From Databases to Data Science: impact on information systems
Junior Conference on Data Science and Engineering, Paris Saclay, 15 september 2016
Data has been quoted as the new oil, to reflect that big data can be turned into high-value information and new knowledge. Although data analysis has been around for a while, starting with statistics and evolving lately into exploratory data analysis, data mining and business intelligence, the new dimensions of big data (volume, variety, velocity, etc.) make it very hard to process and analyze data online, and derive good conclusions. In particular, relational DBMSs, which are at the heart of any information system, have been lately criticized for their “one size fits all” approach. Although they have been able to integrate support for all kinds of data (e.g., multimedia objects, XML and JSON documents and new functions), this has resulted in a loss of performance and flexibility for new data-intensive applications.

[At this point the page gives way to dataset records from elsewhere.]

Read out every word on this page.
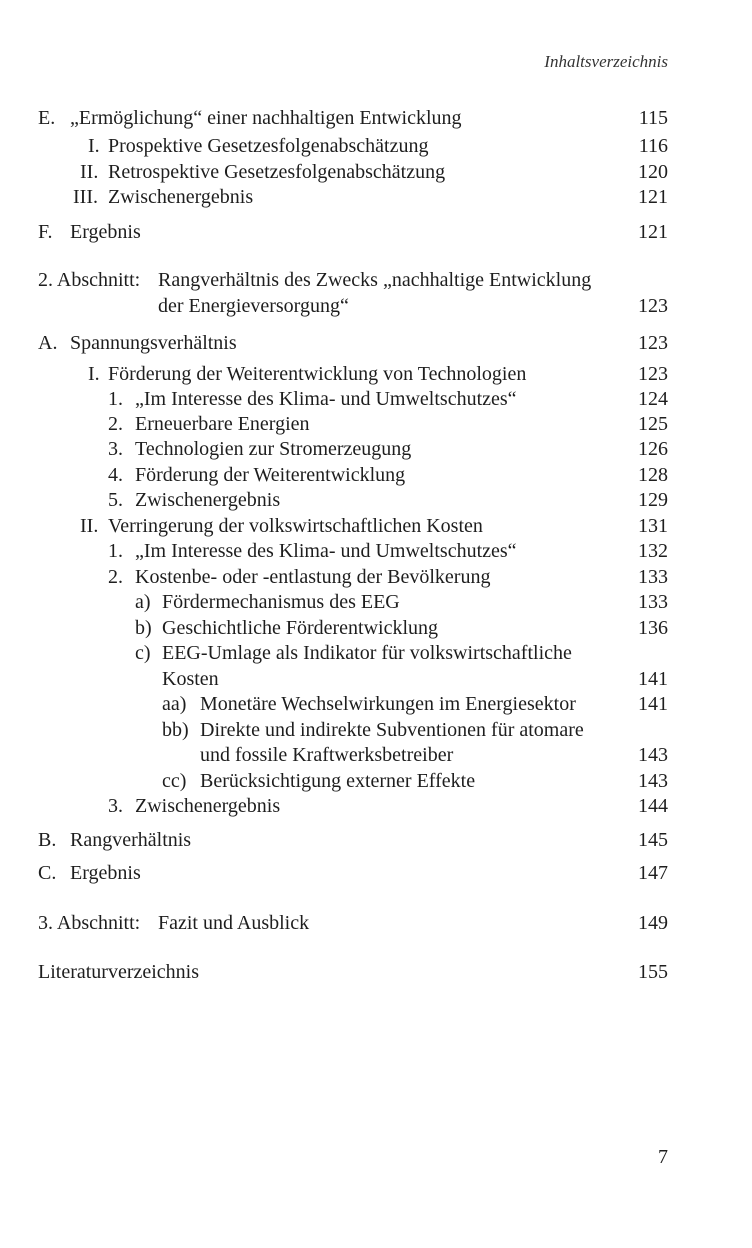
Inhaltsverzeichnis
E. „Ermöglichung“ einer nachhaltigen Entwicklung	115
I. Prospektive Gesetzesfolgenabschätzung	116
II. Retrospektive Gesetzesfolgenabschätzung	120
III. Zwischenergebnis	121
F. Ergebnis	121
2. Abschnitt: Rangverhältnis des Zwecks „nachhaltige Entwicklung
der Energieversorgung“	123
A. Spannungsverhältnis	123
I. Förderung der Weiterentwicklung von Technologien	123
1. „Im Interesse des Klima- und Umweltschutzes“	124
2. Erneuerbare Energien	125
3. Technologien zur Stromerzeugung	126
4. Förderung der Weiterentwicklung	128
5. Zwischenergebnis	129
II. Verringerung der volkswirtschaftlichen Kosten	131
1. „Im Interesse des Klima- und Umweltschutzes“	132
2. Kostenbe- oder -entlastung der Bevölkerung	133
a) Fördermechanismus des EEG	133
b) Geschichtliche Förderentwicklung	136
c) EEG-Umlage als Indikator für volkswirtschaftliche
Kosten	141
aa) Monetäre Wechselwirkungen im Energiesektor	141
bb) Direkte und indirekte Subventionen für atomare
und fossile Kraftwerksbetreiber	143
cc) Berücksichtigung externer Effekte	143
3. Zwischenergebnis	144
B. Rangverhältnis	145
C. Ergebnis	147
3. Abschnitt: Fazit und Ausblick	149
Literaturverzeichnis	155
7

To address this grand challenge, data science is emerging as a new science that combines data management, statistics and machine learning, visualization and human-computer interactions to collect, clean, integrate, analyze and visualize big data. The ultimate goal is to create new data products and services, as well as training legions of data scientists. In this talk, I will introduce data science, in relation to databases, and discuss its impact on information systems. I will also illustrate the main opportunities and risks, in particular by telling my favorite stories about the good, the bad and the ugly.